Я смотрю на них, на этих простых, измождённых людей, видя в каждом лице ту самую голодную надежду, что вела меню сюда.

— Вы думали, вы одни? Нет! Пастырь видит всех! Он знает о каждой пролитой вами слезе! Он идёт! Не как завоеватель, а как отец, чтобы забрать своих детей в царство веры и свободы!

Говорю о Москве. О Царе, который не спит ночами, думая о них. О том, что скоро иго спадёт с их плеч. Что дети их будут учиться грамоте, а не гнуть спины на пана с утра до ночи. Что храмы, наконец, снова откроются для каждого православного!

Люди слушают, затаив дыхание. А потом начинают плакать. Мужики, только что крушившие врагов, падают на колени в окровавленную грязь и молят о спасении. Они протягивают ко мне руки, как первому воину Царя.

— Пастырь! Спаси нас! Приди!

Я стою среди них и понимаю — семя, брошенное мной, проросло. Кроваво, жестоко, но проросло. Поле готово к жатве.

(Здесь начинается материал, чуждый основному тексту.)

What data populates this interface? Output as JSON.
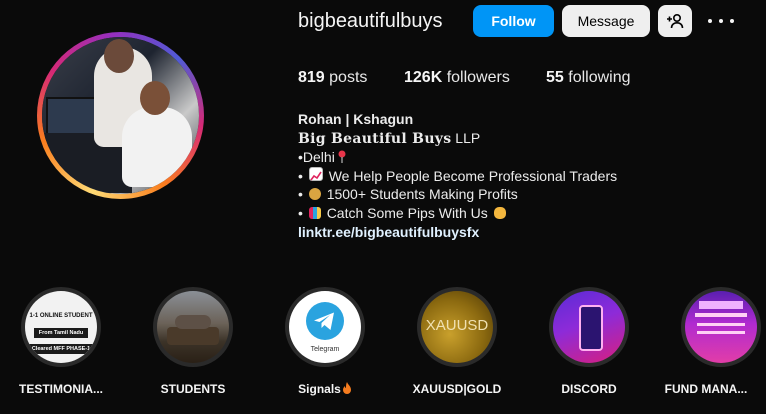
{
  "profile": {
    "username": "bigbeautifulbuys",
    "follow_label": "Follow",
    "message_label": "Message",
    "posts_count": "819",
    "posts_label": "posts",
    "followers_count": "126K",
    "followers_label": "followers",
    "following_count": "55",
    "following_label": "following"
  },
  "bio": {
    "name": "Rohan | Kshagun",
    "brand": "Big Beautiful Buys",
    "brand_suffix": " LLP",
    "line_delhi": "•Delhi",
    "line_help": "We Help People Become Professional Traders",
    "line_students": "1500+ Students Making Profits",
    "line_pips": "Catch Some Pips With Us",
    "link": "linktr.ee/bigbeautifulbuysfx"
  },
  "highlights": [
    {
      "label": "TESTIMONIA...",
      "line1": "1-1 ONLINE STUDENT",
      "line2": "From Tamil Nadu",
      "line3": "Cleared MFF PHASE-1"
    },
    {
      "label": "STUDENTS"
    },
    {
      "label": "Signals",
      "caption": "Telegram"
    },
    {
      "label": "XAUUSD|GOLD",
      "art_text": "XAUUSD"
    },
    {
      "label": "DISCORD"
    },
    {
      "label": "FUND MANA..."
    }
  ],
  "icons": {
    "suggest": "add-person-icon",
    "more": "more-options-icon",
    "telegram": "telegram-icon",
    "fire": "fire-emoji-icon"
  },
  "colors": {
    "follow": "#0095f6",
    "background": "#0a0a0a",
    "telegram": "#2aa3df"
  }
}
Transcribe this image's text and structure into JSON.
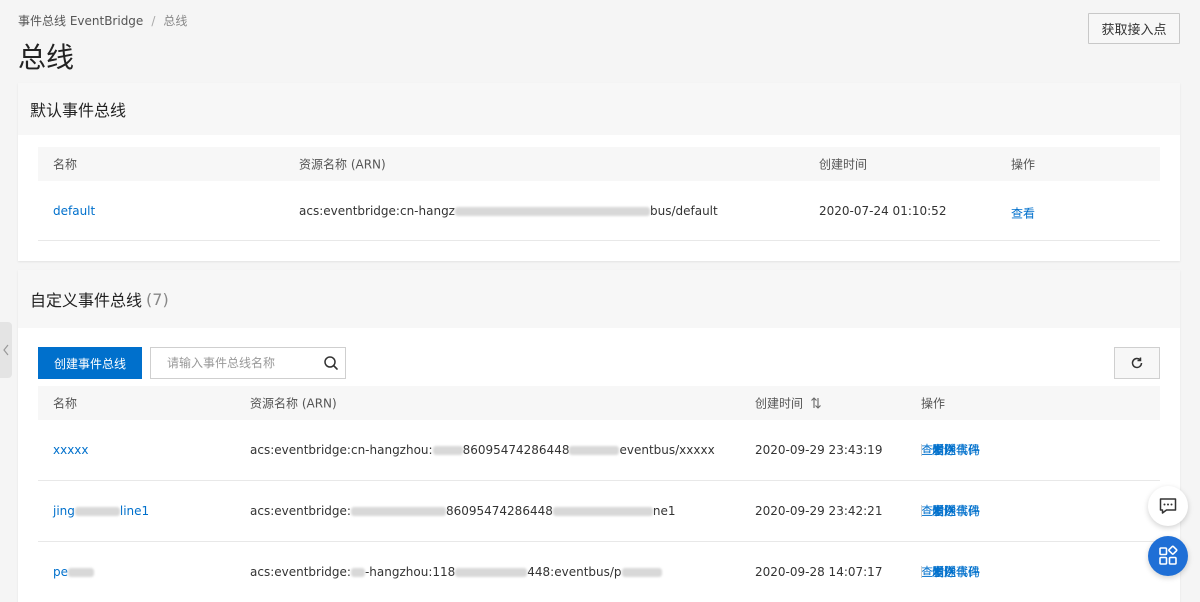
{
  "breadcrumb": {
    "parent": "事件总线 EventBridge",
    "separator": "/",
    "current": "总线"
  },
  "page_title": "总线",
  "endpoint_button": "获取接入点",
  "default_bus": {
    "title": "默认事件总线",
    "columns": {
      "name": "名称",
      "arn": "资源名称 (ARN)",
      "created": "创建时间",
      "actions": "操作"
    },
    "rows": [
      {
        "name": "default",
        "arn_prefix": "acs:eventbridge:cn-hangz",
        "arn_suffix": "bus/default",
        "created": "2020-07-24 01:10:52",
        "view": "查看"
      }
    ]
  },
  "custom_bus": {
    "title": "自定义事件总线",
    "count": "(7)",
    "create_button": "创建事件总线",
    "search_placeholder": "请输入事件总线名称",
    "columns": {
      "name": "名称",
      "arn": "资源名称 (ARN)",
      "created": "创建时间",
      "actions": "操作"
    },
    "actions": {
      "view": "查看",
      "send": "发送事件",
      "sample": "示例代码",
      "delete": "删除"
    },
    "rows": [
      {
        "name": "xxxxx",
        "arn_prefix": "acs:eventbridge:cn-hangzhou:",
        "arn_mid": "86095474286448",
        "arn_suffix": "eventbus/xxxxx",
        "created": "2020-09-29 23:43:19"
      },
      {
        "name_prefix": "jing",
        "name_suffix": "line1",
        "arn_prefix": "acs:eventbridge:",
        "arn_mid": "86095474286448",
        "arn_suffix": "ne1",
        "created": "2020-09-29 23:42:21"
      },
      {
        "name_prefix": "pe",
        "arn_prefix": "acs:eventbridge:",
        "arn_mid": "-hangzhou:118",
        "arn_mid2": "448:eventbus/p",
        "created": "2020-09-28 14:07:17"
      }
    ]
  },
  "colors": {
    "accent": "#0070cc",
    "float_blue": "#1f6fd6"
  },
  "icons": {
    "search": "search-icon",
    "refresh": "refresh-icon",
    "chat": "chat-icon",
    "apps": "apps-icon",
    "collapse": "chevron-left-icon"
  }
}
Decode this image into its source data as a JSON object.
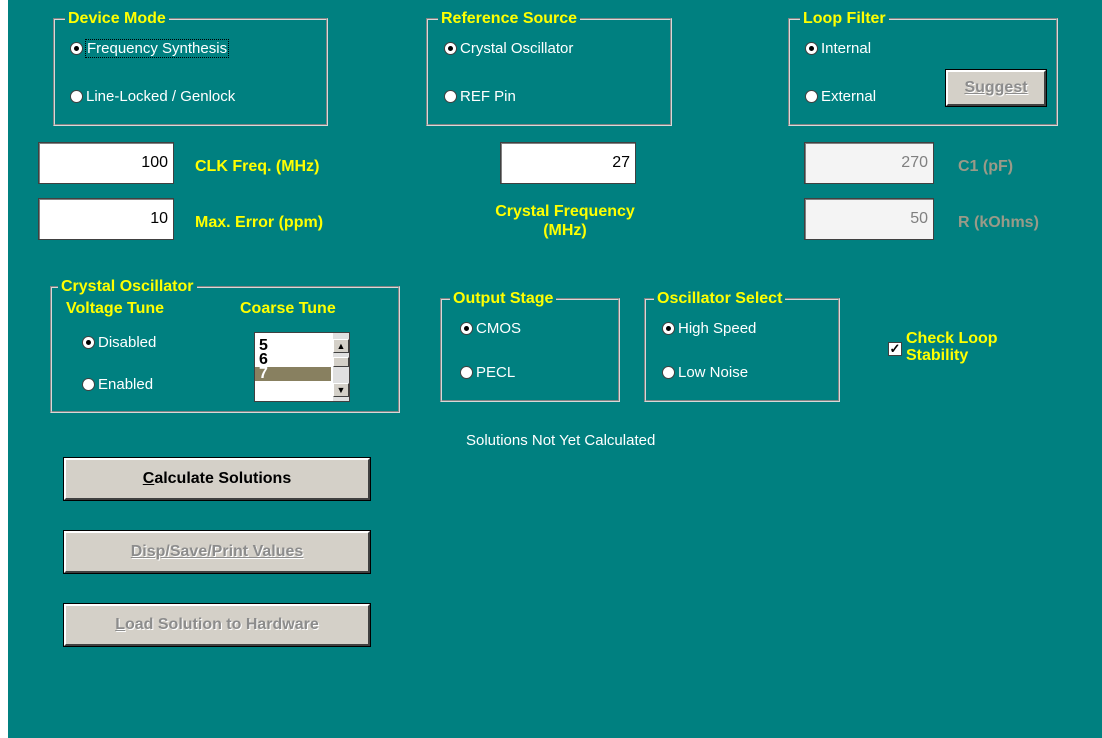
{
  "device_mode": {
    "title": "Device Mode",
    "options": [
      {
        "label": "Frequency Synthesis",
        "selected": true
      },
      {
        "label": "Line-Locked / Genlock",
        "selected": false
      }
    ]
  },
  "reference_source": {
    "title": "Reference Source",
    "options": [
      {
        "label": "Crystal Oscillator",
        "selected": true
      },
      {
        "label": "REF Pin",
        "selected": false
      }
    ]
  },
  "loop_filter": {
    "title": "Loop Filter",
    "options": [
      {
        "label": "Internal",
        "selected": true
      },
      {
        "label": "External",
        "selected": false
      }
    ],
    "suggest_label": "Suggest"
  },
  "clk_freq": {
    "value": "100",
    "label": "CLK Freq. (MHz)"
  },
  "max_error": {
    "value": "10",
    "label": "Max. Error (ppm)"
  },
  "crystal_frequency": {
    "value": "27",
    "label_line1": "Crystal Frequency",
    "label_line2": "(MHz)"
  },
  "c1": {
    "value": "270",
    "label": "C1 (pF)"
  },
  "r": {
    "value": "50",
    "label": "R (kOhms)"
  },
  "crystal_oscillator": {
    "title": "Crystal Oscillator",
    "voltage_tune_label": "Voltage Tune",
    "coarse_tune_label": "Coarse Tune",
    "voltage_options": [
      {
        "label": "Disabled",
        "selected": true
      },
      {
        "label": "Enabled",
        "selected": false
      }
    ],
    "coarse_items": [
      "5",
      "6",
      "7"
    ],
    "coarse_selected": "7"
  },
  "output_stage": {
    "title": "Output Stage",
    "options": [
      {
        "label": "CMOS",
        "selected": true
      },
      {
        "label": "PECL",
        "selected": false
      }
    ]
  },
  "oscillator_select": {
    "title": "Oscillator Select",
    "options": [
      {
        "label": "High Speed",
        "selected": true
      },
      {
        "label": "Low Noise",
        "selected": false
      }
    ]
  },
  "check_loop": {
    "line1": "Check Loop",
    "line2": "Stability",
    "checked": true
  },
  "status_text": "Solutions Not Yet Calculated",
  "buttons": {
    "calculate": {
      "mnemonic": "C",
      "rest": "alculate Solutions"
    },
    "disp": {
      "mnemonic": "D",
      "rest": "isp/Save/Print Values"
    },
    "load": {
      "mnemonic": "L",
      "rest": "oad Solution to Hardware"
    }
  },
  "colors": {
    "background": "#008080",
    "label_yellow": "#ffff00",
    "disabled_gray": "#9a9a88"
  }
}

Уходя из села под покровом ночи, оглядываюсь. Снова вспоминаю, что пережил за этот год. Десятки сел. Тысячи людей. Уже есть целые области, где местная шляхта тайно с нами, надеясь вернуть былое. Крестьяне перестают платить налоги, ожидая скорого избавления.

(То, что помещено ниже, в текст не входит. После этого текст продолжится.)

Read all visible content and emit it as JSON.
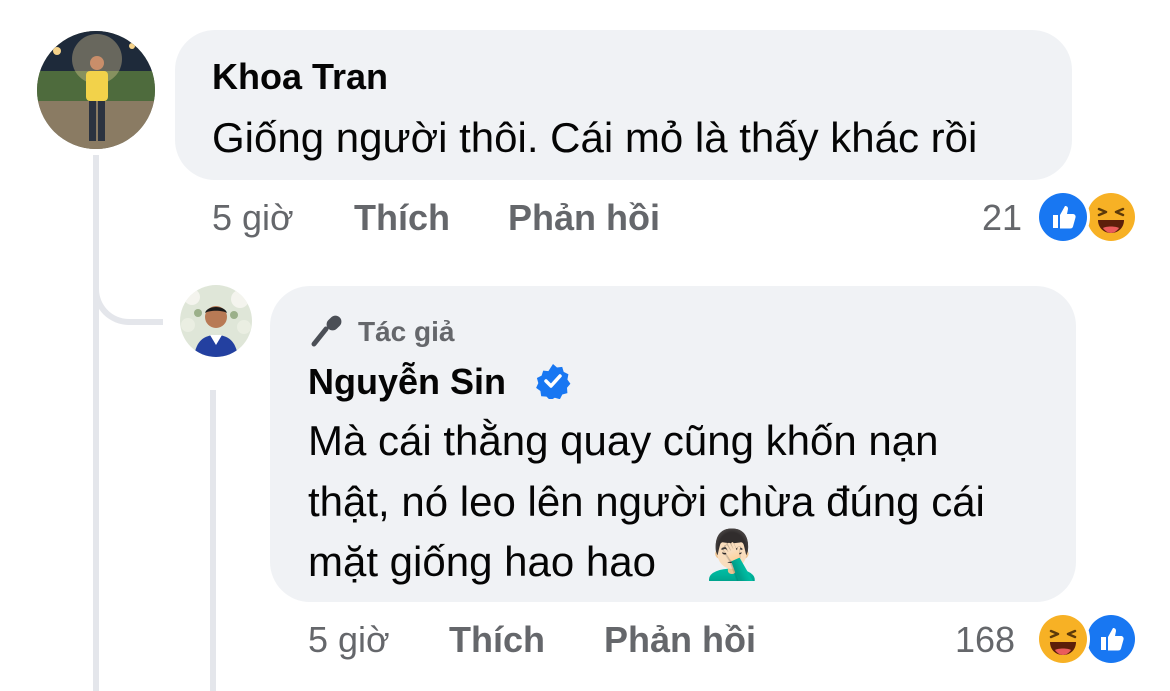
{
  "comments": [
    {
      "author": "Khoa Tran",
      "text": "Giống người thôi. Cái mỏ là thấy khác rồi",
      "time": "5 giờ",
      "like_label": "Thích",
      "reply_label": "Phản hồi",
      "reaction_count": "21",
      "reactions": [
        "like",
        "haha"
      ]
    },
    {
      "author_badge": "Tác giả",
      "author": "Nguyễn Sin",
      "verified": true,
      "text_lines": [
        "Mà cái thằng quay cũng khốn nạn",
        "thật, nó leo lên người chừa đúng cái",
        "mặt giống hao hao"
      ],
      "emoji": "🤦🏻‍♂️",
      "time": "5 giờ",
      "like_label": "Thích",
      "reply_label": "Phản hồi",
      "reaction_count": "168",
      "reactions": [
        "haha",
        "like"
      ]
    }
  ],
  "icons": {
    "like": "like-reaction-icon",
    "haha": "haha-reaction-icon",
    "verified": "verified-badge-icon",
    "author": "microphone-icon"
  },
  "colors": {
    "bubble": "#f0f2f5",
    "meta_text": "#65676b",
    "like_blue": "#1877f2",
    "haha_yellow": "#f7b125"
  }
}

Работы проделано много. Но впереди — ещё больше. Предстоит долгий и страшный путь. Я сжимаю в руке простую деревянную иконку, ту самую, что дал мне Он. Помню его слова, сказанные тихо, но так, что они врезались в сердце навсегда: «Не ты идёшь. Мы идём!»

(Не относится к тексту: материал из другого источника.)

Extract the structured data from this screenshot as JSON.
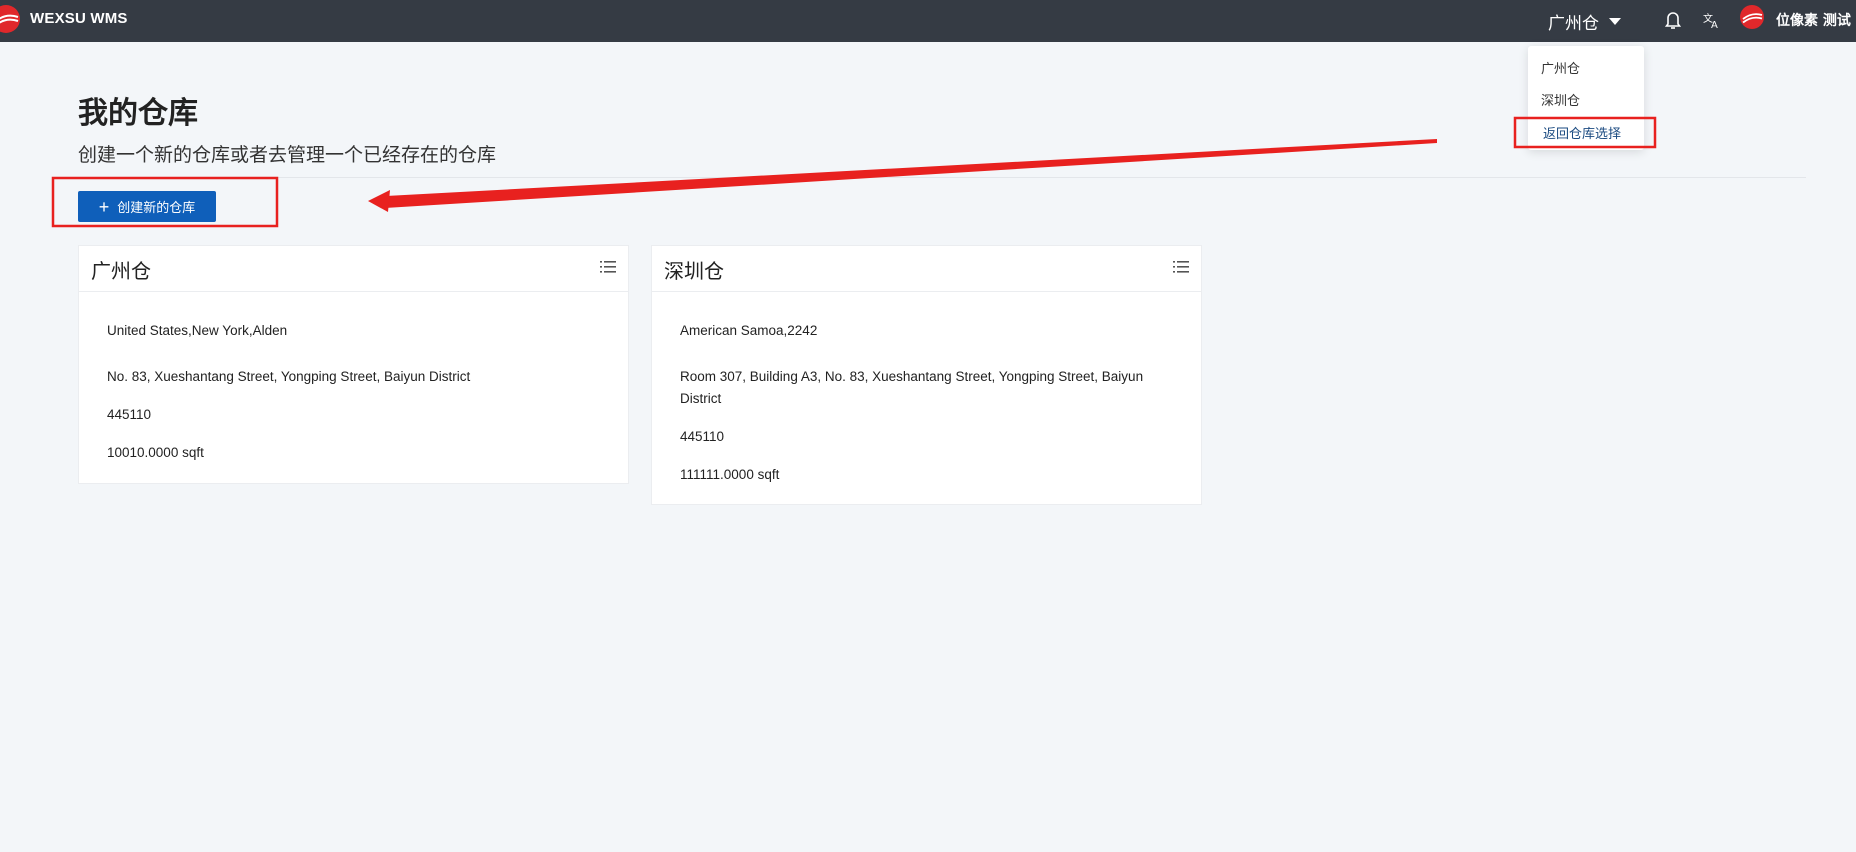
{
  "header": {
    "brand": "WEXSU WMS",
    "current_warehouse": "广州仓",
    "username": "位像素 测试",
    "icons": [
      "logo-icon",
      "caret-down-icon",
      "bell-icon",
      "translate-icon",
      "avatar-icon"
    ]
  },
  "dropdown": {
    "items": [
      "广州仓",
      "深圳仓",
      "返回仓库选择"
    ],
    "highlighted": "返回仓库选择"
  },
  "page": {
    "title": "我的仓库",
    "subtitle": "创建一个新的仓库或者去管理一个已经存在的仓库",
    "create_button": "创建新的仓库"
  },
  "warehouses": [
    {
      "name": "广州仓",
      "location": "United States,New York,Alden",
      "address": "No. 83, Xueshantang Street, Yongping Street, Baiyun District",
      "zip": "445110",
      "area": "10010.0000 sqft"
    },
    {
      "name": "深圳仓",
      "location": "American Samoa,2242",
      "address_line1": "Room 307, Building A3, No. 83, Xueshantang Street, Yongping Street, Baiyun",
      "address_line2": "District",
      "zip": "445110",
      "area": "111111.0000 sqft"
    }
  ],
  "colors": {
    "topbar": "#353b44",
    "primary": "#0f5fba",
    "annotation": "#e8211f",
    "brand_red": "#e0282b"
  }
}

Я верю. Верю, что превращу эту искру в пожар, который осветит путь Пастырю. Я исполню его волю или умру, но не сверну с этой дороги!

Глава 18

Дела заморские и не только

Посольство боярина Ивана Нестерова в проклятой Англии

Господи, спаси и сохрани! Если это плавание не самое страшное испытание в моей жизни, то я не знаю, что может быть хуже. Сижу я сейчас в своей горнице в Лондоне, на твёрдой — претвёрдой земле, а меня до сих пор качает как пьяного. И запах этой солёной гнили, этой проклятой трюмной воды в носу до сих пор стоит. Две недели в море! Две недели мытарства!

Всё началось в Архангельске. Англичанин Джонсон так хвалил свою «Быструю Энн», что казалось не про корабль говорит, а девицу на выданье выставляет. «Молодая, крепкая, по волнам летает, как чайка!» — уверял прохиндей. А судно-то, оказалось, не очень. Старое, скрипучее. Сволочь этот Джонсон, неправославная. Но делать нечего, свои-то суда для такого пути совсем не годились. Погрузились мы с дьяком Григорием, тремя толмачами да с десятком стрельцов для охраны — и отчалили.